Listening In: A Dialogue on Racial Publics

Friday, October 14, 2016
3:30 PM • Kemeny 007

This collaborative presentation brings together two scholars working on race, sound, and politics to discuss how racialized subjects approach music and artists who are perceived as being outside of proper identity formations. Summer Kim Lee will wrestle with the British goth singer Siouxsie Sioux’s Orientalist performance. Iván A. Ramos will consider the Latina/o following of the British rock star Morrissey. Following introductions to their individual research, Lee and Ramos will engage in conversation about the political stakes and methodological questions that arise when considering the sonic bounds and intimate bonds of racialized publics.

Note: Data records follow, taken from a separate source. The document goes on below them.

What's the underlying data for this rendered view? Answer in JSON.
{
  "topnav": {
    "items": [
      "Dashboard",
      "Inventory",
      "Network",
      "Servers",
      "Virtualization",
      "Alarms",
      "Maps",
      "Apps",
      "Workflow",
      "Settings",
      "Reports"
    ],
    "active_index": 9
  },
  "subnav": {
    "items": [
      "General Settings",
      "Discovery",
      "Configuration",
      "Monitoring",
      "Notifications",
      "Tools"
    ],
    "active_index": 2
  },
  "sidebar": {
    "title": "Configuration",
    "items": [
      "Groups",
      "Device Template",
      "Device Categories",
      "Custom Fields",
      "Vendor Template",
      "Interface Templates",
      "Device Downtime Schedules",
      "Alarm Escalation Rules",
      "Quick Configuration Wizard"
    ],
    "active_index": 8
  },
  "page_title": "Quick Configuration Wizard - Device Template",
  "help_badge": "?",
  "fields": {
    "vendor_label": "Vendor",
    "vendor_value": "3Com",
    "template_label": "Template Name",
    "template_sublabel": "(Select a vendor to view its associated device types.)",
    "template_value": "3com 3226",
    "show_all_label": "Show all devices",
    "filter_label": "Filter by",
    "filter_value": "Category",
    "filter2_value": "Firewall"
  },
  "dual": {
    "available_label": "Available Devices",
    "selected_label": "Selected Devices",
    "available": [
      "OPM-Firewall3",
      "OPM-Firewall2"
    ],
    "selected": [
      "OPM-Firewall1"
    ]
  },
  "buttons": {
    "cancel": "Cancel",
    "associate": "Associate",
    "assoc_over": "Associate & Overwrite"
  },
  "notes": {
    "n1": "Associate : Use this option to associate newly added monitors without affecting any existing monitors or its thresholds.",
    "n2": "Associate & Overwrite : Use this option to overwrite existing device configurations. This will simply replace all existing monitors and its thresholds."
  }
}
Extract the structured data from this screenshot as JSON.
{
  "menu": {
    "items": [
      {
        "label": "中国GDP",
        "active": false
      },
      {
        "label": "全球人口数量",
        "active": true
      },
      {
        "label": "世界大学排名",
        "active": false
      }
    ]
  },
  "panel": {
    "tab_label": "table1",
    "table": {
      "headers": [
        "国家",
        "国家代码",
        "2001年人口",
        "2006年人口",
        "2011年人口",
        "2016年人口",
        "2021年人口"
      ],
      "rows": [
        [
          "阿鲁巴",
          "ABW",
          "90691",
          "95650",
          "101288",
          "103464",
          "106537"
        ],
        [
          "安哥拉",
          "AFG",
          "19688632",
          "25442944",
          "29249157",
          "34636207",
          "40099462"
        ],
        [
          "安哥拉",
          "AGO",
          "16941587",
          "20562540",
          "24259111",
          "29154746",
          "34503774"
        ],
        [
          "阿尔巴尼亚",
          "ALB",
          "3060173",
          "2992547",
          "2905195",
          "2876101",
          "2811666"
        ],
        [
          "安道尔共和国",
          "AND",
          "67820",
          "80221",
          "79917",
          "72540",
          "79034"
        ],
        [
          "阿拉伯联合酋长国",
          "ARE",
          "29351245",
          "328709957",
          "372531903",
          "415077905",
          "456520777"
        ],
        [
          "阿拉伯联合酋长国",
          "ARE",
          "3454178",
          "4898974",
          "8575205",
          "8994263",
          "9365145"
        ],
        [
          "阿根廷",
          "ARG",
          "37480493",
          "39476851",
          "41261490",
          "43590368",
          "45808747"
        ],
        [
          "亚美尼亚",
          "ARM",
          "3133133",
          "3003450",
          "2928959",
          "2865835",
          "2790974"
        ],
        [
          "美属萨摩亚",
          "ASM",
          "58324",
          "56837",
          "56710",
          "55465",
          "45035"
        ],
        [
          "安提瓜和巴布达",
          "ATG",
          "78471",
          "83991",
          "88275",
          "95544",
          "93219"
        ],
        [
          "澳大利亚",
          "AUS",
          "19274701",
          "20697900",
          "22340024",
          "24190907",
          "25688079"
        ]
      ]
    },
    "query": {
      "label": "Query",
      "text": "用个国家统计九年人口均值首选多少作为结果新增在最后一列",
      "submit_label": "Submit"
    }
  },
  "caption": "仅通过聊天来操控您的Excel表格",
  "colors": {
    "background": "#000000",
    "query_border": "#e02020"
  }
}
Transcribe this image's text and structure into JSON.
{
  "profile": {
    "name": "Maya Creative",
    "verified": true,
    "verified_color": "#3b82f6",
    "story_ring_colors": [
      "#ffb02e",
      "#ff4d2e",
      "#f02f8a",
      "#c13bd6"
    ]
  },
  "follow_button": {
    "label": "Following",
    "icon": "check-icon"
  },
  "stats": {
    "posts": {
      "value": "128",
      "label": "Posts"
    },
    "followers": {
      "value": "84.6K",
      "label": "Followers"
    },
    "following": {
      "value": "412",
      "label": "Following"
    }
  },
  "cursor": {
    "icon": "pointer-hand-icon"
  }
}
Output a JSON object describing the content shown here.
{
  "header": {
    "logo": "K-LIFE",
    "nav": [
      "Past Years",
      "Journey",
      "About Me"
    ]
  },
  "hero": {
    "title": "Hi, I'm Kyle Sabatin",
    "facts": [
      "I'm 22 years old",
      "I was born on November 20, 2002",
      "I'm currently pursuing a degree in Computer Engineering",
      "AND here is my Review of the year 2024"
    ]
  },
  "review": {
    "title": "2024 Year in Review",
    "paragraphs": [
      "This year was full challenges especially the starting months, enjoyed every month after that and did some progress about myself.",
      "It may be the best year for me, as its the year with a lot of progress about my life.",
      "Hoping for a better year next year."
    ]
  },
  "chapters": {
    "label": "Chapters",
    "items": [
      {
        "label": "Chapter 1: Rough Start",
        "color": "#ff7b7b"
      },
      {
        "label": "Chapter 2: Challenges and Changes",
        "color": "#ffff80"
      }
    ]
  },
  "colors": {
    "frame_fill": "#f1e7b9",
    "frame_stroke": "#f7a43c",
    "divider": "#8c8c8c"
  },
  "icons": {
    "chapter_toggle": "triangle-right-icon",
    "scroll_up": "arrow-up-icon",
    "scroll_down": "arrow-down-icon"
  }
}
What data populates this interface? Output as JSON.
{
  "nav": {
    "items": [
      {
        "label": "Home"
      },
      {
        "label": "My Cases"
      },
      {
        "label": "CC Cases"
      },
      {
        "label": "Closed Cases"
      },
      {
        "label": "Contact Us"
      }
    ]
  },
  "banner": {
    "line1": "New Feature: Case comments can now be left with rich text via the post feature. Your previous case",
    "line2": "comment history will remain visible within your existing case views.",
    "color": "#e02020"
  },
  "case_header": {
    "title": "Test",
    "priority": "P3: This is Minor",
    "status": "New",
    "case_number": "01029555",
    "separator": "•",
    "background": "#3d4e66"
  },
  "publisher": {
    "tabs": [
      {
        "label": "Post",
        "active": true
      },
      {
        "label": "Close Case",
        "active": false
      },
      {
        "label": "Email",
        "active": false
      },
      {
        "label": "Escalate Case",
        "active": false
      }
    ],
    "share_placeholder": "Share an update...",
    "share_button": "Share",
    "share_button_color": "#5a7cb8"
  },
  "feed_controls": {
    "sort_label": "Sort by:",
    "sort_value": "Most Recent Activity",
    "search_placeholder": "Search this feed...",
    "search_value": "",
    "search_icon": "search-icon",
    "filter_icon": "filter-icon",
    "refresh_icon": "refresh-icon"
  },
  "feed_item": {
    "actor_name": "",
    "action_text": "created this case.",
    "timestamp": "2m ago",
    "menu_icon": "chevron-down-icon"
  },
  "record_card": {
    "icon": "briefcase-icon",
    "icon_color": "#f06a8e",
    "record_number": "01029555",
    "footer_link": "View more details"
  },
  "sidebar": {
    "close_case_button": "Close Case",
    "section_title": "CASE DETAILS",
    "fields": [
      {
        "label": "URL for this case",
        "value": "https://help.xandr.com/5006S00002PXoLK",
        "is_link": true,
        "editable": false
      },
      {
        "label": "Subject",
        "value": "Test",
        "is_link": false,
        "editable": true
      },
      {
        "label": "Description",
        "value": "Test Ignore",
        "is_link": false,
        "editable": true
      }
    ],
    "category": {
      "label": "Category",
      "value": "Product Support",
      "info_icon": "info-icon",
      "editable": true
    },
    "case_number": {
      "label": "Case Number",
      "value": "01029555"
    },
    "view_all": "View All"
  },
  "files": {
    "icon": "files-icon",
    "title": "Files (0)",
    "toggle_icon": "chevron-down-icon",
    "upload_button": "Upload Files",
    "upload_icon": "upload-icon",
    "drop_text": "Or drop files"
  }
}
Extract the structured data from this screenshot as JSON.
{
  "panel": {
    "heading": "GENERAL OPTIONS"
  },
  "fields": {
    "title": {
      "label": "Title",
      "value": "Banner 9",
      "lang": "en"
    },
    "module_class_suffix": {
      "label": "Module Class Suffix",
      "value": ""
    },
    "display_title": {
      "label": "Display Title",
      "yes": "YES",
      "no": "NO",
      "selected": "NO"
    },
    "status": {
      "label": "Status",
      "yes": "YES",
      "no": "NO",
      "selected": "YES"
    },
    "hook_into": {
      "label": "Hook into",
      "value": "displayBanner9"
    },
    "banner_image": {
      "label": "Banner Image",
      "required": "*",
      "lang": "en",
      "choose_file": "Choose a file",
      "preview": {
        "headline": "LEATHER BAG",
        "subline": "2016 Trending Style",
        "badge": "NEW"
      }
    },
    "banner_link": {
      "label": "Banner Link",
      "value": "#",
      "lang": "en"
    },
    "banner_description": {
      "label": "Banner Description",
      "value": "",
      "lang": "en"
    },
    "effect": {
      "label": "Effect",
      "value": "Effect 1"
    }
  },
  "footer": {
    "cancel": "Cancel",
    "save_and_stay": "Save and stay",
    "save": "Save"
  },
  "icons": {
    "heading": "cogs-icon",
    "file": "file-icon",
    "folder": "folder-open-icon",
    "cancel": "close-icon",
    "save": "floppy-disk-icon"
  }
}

Summer Kim Lee received her PhD in Performance Studies at New York University. Her research focuses on the invisibility and illegibility of Asian American women in queer, feminist discourse as productive for creating forms of political critique wary of the limitations of representable, stable identities. She has published in the Journal of Popular Music Studies and from 2013-2015, served as the Managing Editor of Women & Performance: a journal of feminist theory. Iván Ramos is a UC President’s Postdoctoral Fellow in the Department of Ethnic Studies at UC Riverside.  He received his PhD in Performance Studies with a Designated Emphasis in Women, Gender, and Sexuality from UC Berkeley. Ramos’ broader research investigates the links and slippages between transnational Latina/o aesthetics in relationship to the everydayness of contemporary and historical violence.  His writing appears in Arara: Art and Architecture of the Americans, Women & Performance: a journal of feminist theory, Studies in Gender and Sexuality, and Ayotzinapa: An Anthology.  

This event is co-sponsored by the Latin American, Latino, and Caribbean Studies Program and the Office of the Provost.